One could say that your images are the product of both a spectator and a creator. Which of these roles do you identify with the most and why?
Unlike the photographer, I use photography as the raw material for my compositions, in the same way that a painter would prepare his colours. The fact that I could qualify as a voyeur sometimes seems, to me, essential to the construction of my images and allows me to appropriate a form of reality. I therefore could not separate the roles, since one feeds the other.
How did you discover collage as an art form?
At first, I was more interested in painting and sculpture, but these media didn’t lead me to satisfactory results. So I switched the brushes for scissors, working on my compositions from magazine images first, and then, from my own photographs.
Altering the human form is a common motif in your work. Is this transformation metaphorical as well as visual?
Indeed, there is a metaphorical side to my work. It’s from associations and substitutions, and reassembly, that I re-compose my subjects to give them another sense of reading. The composition may be more or less complex, more or less evident, depending on the subject, and allows me to project my own fantasies with some form of restraint. I like working around the ideas of sensitivity and resentment, especially when I work around the body. I create my own story through a collage or a series of collages. Everyone can interpret it in their own way; in fact sometimes I share my pictures with others and I realize that their reading of it may be totally different from the idea that guided my inspiration.

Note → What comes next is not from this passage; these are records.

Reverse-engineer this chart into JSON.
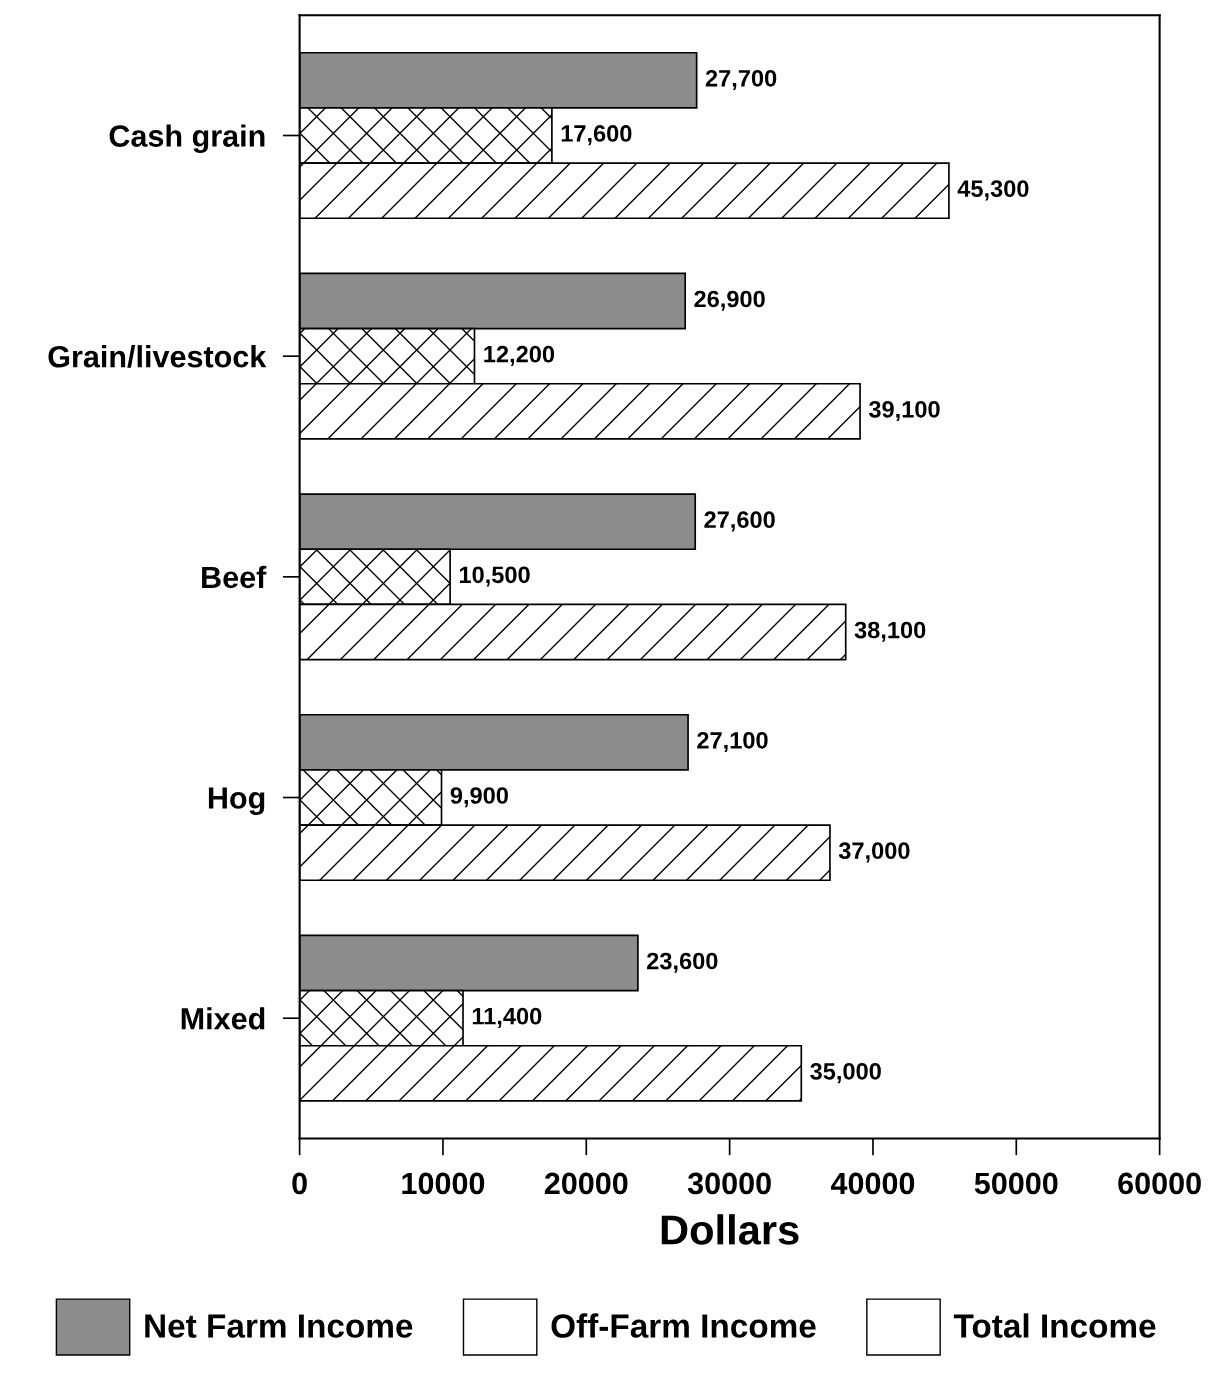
{
  "chart_data": {
    "type": "bar",
    "orientation": "horizontal",
    "xlabel": "Dollars",
    "categories": [
      "Cash grain",
      "Grain/livestock",
      "Beef",
      "Hog",
      "Mixed"
    ],
    "series": [
      {
        "name": "Net Farm Income",
        "color": "#8c8c8c",
        "values": [
          27700,
          26900,
          27600,
          27100,
          23600
        ],
        "value_labels": [
          "27,700",
          "26,900",
          "27,600",
          "27,100",
          "23,600"
        ]
      },
      {
        "name": "Off-Farm Income",
        "color": "#ffffff",
        "values": [
          17600,
          12200,
          10500,
          9900,
          11400
        ],
        "value_labels": [
          "17,600",
          "12,200",
          "10,500",
          "9,900",
          "11,400"
        ]
      },
      {
        "name": "Total Income",
        "color": "#ffffff",
        "values": [
          45300,
          39100,
          38100,
          37000,
          35000
        ],
        "value_labels": [
          "45,300",
          "39,100",
          "38,100",
          "37,000",
          "35,000"
        ]
      }
    ],
    "xlim": [
      0,
      60000
    ],
    "xticks": [
      0,
      10000,
      20000,
      30000,
      40000,
      50000,
      60000
    ],
    "grid": false,
    "legend": "bottom"
  }
}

How would you define beauty?
I would define beauty as a perception that strikes your senses deeply and leads you to contemplation- a sensual impulse that does not belong to reason.
We love your fashion films. How would you compare working with moving images to your usual creative process?
This is an issue on which I am working at the moment. In the past, I hadn’t given the thought of videos much time. When I was asked to make a video as a relay for an internet platform of a magazine, I found the idea interesting and exciting- at the time this format was growing a lot (and still is). I saw it as a way to experiment with collage and its three-dimensional manifestation, with movement and the metaphorical aspect we were talking about. It made sense to me. But translating my collages to this format- still working by hand, on paper and without any software- has become far too ambitious. Once, I had to produce over three hundred collages for a few seconds of animation. It’s totally crazy, especially considering the short deadlines that are given to you. I will continue to look at the video medium as a possible channel for my work but I want to work with a team and share creative processes, so that the talents of each person can connect to create an appropriate outcome.
People often struggle to reconcile the worlds of fashion and art. How would you comment on the relationship between the two?
Fashion and art do have common roots. From the salon of Madame du Deffand to Paul Poiret, Elsa Schiaparelli or Yves Saint Laurent, arts have mingled and ideas have been exchanged between them. But Haute Couture is from another world; art and ready-to-wear have probably less ideas to exchange today. Attempts to combine the two are these days, in my opinion, the result of marketing intentions, lacking cultural or intellectual values. The common place in both markets only concerns few people, who are involved in the business I suppose. Regarding fashion, I find it much more interesting to dwell on how it can simultaneously support the work of craftsmen and develop techniques and fabrics with amazing qualities that are the future of this industry.
Do you have any exciting projects in the pipeline for the rest of 2015?
In two years my age will be entering a new decade; which will coincide with one decade of publications and commissions of my work. I’m actually thinking of a project that will celebrate this anniversary. This is one of my most exciting projects at the moment.